Book Review: The End of Everything (Astrophysically Speaking) by Katie Mack (Three Stars)
“Everyone from Aristotle to … Buffy the Vampire Slayer has at one point asked, ‘What does it all mean?’ As of this writing, we have yet to reach a consensus.”
A Brief History of Time for a new era. Mack communicates better than Hawking. A good review of the current (2020) state of astrophysics. She patiently takes the reader through current thinking of the end of the universe as seen by the contending schools.
“Even though we puny helpless humans have no chance of being able to affect (or effect) an end of the cosmos, we can begin to at least understand it.”
Told in a conversational manner, as if discussing funeral arrangements of a not-too-close relative over tea.
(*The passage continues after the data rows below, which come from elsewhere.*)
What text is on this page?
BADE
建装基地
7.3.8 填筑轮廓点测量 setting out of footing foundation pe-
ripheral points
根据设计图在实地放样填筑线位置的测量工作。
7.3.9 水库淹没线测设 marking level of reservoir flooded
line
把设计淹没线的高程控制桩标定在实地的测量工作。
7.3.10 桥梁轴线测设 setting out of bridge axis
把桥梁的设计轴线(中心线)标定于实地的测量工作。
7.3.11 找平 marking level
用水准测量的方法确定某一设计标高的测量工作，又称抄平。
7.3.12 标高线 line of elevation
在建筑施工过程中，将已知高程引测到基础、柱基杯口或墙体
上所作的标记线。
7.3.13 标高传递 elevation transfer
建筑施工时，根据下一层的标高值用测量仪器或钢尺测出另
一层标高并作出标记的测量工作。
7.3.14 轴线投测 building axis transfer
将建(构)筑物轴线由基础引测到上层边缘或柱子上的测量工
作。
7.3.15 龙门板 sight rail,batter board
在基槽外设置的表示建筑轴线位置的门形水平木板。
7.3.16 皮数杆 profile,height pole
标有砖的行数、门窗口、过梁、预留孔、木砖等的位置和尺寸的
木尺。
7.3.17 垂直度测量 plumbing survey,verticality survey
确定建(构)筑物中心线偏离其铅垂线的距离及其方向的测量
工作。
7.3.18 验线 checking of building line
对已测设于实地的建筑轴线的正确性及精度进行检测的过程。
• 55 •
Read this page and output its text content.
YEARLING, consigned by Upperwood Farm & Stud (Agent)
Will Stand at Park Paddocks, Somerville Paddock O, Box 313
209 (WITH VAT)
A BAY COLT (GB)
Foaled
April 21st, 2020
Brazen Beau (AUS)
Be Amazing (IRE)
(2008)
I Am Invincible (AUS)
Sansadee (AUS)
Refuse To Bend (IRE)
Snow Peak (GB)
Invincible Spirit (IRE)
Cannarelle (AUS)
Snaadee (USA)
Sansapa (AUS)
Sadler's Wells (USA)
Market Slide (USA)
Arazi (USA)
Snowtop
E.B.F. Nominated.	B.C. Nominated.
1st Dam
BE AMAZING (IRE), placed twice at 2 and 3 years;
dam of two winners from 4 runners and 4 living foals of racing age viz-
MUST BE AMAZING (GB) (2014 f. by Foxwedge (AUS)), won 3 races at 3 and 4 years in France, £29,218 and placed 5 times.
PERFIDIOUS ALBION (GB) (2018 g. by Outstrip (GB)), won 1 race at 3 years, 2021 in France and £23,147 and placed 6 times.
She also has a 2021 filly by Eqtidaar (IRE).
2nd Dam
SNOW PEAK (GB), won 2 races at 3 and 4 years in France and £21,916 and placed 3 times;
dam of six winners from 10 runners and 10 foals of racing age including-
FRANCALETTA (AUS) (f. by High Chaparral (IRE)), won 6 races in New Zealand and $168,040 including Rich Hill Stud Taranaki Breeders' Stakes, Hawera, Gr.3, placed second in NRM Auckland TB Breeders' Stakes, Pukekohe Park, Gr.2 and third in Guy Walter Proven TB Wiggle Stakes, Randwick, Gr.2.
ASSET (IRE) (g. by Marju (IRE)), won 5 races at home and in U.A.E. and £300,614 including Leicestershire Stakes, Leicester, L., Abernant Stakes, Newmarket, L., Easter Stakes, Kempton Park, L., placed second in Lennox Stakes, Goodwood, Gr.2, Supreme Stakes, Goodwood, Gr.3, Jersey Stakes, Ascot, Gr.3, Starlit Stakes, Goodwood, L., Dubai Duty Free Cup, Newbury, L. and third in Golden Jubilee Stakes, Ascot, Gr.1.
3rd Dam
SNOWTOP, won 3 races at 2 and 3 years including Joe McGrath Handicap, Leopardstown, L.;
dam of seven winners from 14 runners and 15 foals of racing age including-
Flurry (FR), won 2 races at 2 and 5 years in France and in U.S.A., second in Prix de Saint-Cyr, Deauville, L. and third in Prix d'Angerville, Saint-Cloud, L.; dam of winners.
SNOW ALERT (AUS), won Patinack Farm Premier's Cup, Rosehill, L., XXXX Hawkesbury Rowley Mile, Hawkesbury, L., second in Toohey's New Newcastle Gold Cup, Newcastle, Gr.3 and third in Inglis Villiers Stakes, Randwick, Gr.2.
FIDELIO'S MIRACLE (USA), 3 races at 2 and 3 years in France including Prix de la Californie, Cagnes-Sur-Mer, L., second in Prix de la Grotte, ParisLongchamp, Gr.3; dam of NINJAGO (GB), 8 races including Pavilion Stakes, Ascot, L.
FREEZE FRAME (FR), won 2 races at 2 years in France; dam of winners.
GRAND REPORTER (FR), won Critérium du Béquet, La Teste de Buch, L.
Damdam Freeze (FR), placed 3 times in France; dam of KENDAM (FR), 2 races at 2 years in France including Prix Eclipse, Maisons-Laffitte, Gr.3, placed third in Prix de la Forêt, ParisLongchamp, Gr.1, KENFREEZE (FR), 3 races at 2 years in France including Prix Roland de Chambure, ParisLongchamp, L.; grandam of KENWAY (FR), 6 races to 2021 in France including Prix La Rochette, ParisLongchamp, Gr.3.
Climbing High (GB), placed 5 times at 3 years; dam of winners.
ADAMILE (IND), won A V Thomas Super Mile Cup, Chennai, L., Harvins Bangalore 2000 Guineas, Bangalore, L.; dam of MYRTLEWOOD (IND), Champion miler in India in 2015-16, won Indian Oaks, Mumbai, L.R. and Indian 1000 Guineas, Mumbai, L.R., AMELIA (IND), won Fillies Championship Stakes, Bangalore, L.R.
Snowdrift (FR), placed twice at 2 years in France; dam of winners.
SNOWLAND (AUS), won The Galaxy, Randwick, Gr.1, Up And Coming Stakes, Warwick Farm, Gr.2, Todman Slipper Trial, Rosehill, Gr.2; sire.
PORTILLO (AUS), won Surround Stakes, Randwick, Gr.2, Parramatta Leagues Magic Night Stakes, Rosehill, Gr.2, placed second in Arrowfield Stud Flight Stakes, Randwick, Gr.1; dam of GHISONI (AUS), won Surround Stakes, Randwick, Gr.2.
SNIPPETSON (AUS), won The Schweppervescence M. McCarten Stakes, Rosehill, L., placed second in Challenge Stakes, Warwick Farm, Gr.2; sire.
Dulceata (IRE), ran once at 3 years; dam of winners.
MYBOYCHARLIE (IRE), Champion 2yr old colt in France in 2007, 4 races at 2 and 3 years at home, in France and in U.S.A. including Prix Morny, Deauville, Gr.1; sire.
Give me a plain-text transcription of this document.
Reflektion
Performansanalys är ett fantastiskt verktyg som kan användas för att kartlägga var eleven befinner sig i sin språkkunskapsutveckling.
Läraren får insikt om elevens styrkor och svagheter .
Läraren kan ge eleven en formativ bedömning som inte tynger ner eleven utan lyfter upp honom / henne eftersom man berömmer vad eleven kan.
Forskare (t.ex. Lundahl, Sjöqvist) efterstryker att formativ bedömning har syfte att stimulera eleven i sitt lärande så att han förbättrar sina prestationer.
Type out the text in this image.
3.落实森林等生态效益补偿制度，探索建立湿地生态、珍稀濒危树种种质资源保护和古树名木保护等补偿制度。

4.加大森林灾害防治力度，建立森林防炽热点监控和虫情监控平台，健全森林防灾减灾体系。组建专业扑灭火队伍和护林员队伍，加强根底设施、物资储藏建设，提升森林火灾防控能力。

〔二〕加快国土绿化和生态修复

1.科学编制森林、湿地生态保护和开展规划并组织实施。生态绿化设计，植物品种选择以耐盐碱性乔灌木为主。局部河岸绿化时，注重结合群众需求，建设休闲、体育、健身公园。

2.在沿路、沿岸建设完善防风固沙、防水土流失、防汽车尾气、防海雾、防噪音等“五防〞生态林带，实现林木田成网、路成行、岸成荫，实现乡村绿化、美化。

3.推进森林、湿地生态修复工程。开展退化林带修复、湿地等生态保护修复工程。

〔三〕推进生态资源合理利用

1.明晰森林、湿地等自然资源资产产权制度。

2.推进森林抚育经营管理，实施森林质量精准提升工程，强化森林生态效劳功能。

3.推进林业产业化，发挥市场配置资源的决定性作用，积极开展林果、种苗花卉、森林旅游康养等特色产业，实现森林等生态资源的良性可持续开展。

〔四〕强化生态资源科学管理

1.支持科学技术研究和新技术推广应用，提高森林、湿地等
Has all the blind spots and false assumptions that we expect of academicians with just enough irony to soften the blows.
“I’m sure you’ve heard this from many people,” Clifford Johnson tells me, nonchalantly, a few months later, “but I think we’re getting better at realizing one of the things we’ve been saying in string theory for a long time, which is that spacetime isn’t fundamental.”
Skip Chapter Eight; Mack name-drops her colleagues. Perhaps someone’s job is at stake.
“The bad news is that this consistent picture of the Standard Model also tells us that our Higgs vacuum—the perfectly balanced set of laws that govern the physical world—is not stable.
Our whole beautiful cosmos appears to be living on borrowed time.”